England has held coronations for hundreds of years and despite the country’s vast history, one might be surprised to learn that the oldest part of the Crown Jewels, is a spoon.
The silver-gilt spoon is first recorded in 1349 as being preserved among St Edward’s Regalia in Westminster Abbey. At this date in time, the spoon is described as already in its “antique forme.” Stylistically, its design relates back to the 12th century and is known to be the only piece of royal goldsmiths’ work to survive from that century. It’s believed it was either given to Henry II or Richard I.
The spoon features an oval bowl divided into two lobes and features engraved acanthus scrolls. It’s joined at the stem by a stylised monster’s head and behind, the stem flattens into a roundel flanked by four pearls, another monster head, and a band of interlacing scrolling. At the end of the stem, it is spirally twisted and comes to an end with a flattened knop.
It’s unclear if in 1349 whether the spoon was a secular object or the part of a chapel plate. Historians do know it was never intended for eating or stirring. Based on its divided bowl and length, historians are certain the spoon always had a ceremonial purpose and its presence amid the regalia means it’s always been associated with coronations. It may have been used for mixing wine and water in a chalice but it was certainly used for appointing the monarch during the coronation of James I in 1603. One suggestion is the divided bowl was designed in this fashion so the archbishop might dip two fingertips into the holy oil.
The anointing is the most sacred part of the coronation ceremony and happens before the investiture and crowning. During this part of the ceremony, The Archbishop pours holy oil from the Ampulla (or vessel) into the spoon and anoints the monarch on the hands, breast, and head. The tradition dates back to the Old Testament where the anointing of Solomon by Zadok the Priest and Nathan the Prophet is described. This action is one of the medieval holy sacraments and helps to emphasise the spiritual status of the monarch. Until the 17th century, the monarch was considered to be appointed directly by God and was confirmed into the role with a ceremony of anointing. While the monarch is no longer considered “divine” in the same fashion, the coronation ceremony also confirms the monarch as the Supreme Governor of the Church of England.

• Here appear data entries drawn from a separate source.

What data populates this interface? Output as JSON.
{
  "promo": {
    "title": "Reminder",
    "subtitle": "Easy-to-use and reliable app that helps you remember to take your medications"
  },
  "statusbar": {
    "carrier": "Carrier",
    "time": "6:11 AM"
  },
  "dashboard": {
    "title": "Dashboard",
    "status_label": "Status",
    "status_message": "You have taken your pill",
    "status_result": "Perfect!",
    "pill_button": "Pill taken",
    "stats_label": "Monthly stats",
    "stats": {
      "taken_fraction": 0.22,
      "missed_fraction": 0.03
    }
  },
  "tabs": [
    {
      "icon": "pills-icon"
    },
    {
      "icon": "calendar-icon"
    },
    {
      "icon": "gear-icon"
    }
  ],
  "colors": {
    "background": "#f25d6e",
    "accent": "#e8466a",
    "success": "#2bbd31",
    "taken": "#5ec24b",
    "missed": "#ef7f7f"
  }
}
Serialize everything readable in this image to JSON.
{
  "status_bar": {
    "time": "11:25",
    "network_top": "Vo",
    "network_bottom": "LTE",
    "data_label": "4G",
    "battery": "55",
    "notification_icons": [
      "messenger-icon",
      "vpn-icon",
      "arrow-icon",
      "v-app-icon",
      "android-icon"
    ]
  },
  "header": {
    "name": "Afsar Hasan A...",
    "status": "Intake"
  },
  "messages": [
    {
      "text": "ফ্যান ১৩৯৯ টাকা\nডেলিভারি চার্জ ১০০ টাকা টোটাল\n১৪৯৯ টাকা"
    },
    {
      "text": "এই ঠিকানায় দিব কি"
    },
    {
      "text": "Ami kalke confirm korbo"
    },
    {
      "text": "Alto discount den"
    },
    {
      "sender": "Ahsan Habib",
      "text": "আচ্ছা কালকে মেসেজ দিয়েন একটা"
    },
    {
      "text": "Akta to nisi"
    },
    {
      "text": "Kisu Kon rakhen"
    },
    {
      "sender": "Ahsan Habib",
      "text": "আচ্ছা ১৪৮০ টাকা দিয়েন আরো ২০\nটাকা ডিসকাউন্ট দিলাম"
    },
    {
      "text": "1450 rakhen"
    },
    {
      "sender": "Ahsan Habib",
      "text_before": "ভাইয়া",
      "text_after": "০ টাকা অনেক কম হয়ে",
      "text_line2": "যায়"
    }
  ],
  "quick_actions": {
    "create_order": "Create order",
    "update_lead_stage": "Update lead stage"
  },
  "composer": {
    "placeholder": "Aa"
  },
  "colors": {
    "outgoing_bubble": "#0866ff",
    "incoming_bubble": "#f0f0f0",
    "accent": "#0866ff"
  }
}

The spoon stayed with regalia until 1649 when it was sold off or as The Royal Collection Trust describes, “melted down like other items.” Mr Kynnersley, Yeoman of Charles I’s Wardrobe purchased the spoon for 16 shillings. It was later returned to Charles II for his coronation in 1661. This is when the small pearls were added to its decoration. Since 1661, it has remained in use ever since.
When not in use for a coronation, one can view the spoon along with other regalia at the Jewel House at The Tower of London. Although if you plan to visit closer to the coronation of King Charles III and Queen Camilla, it is possible it has already been removed for the ceremony itself or the rehearsals.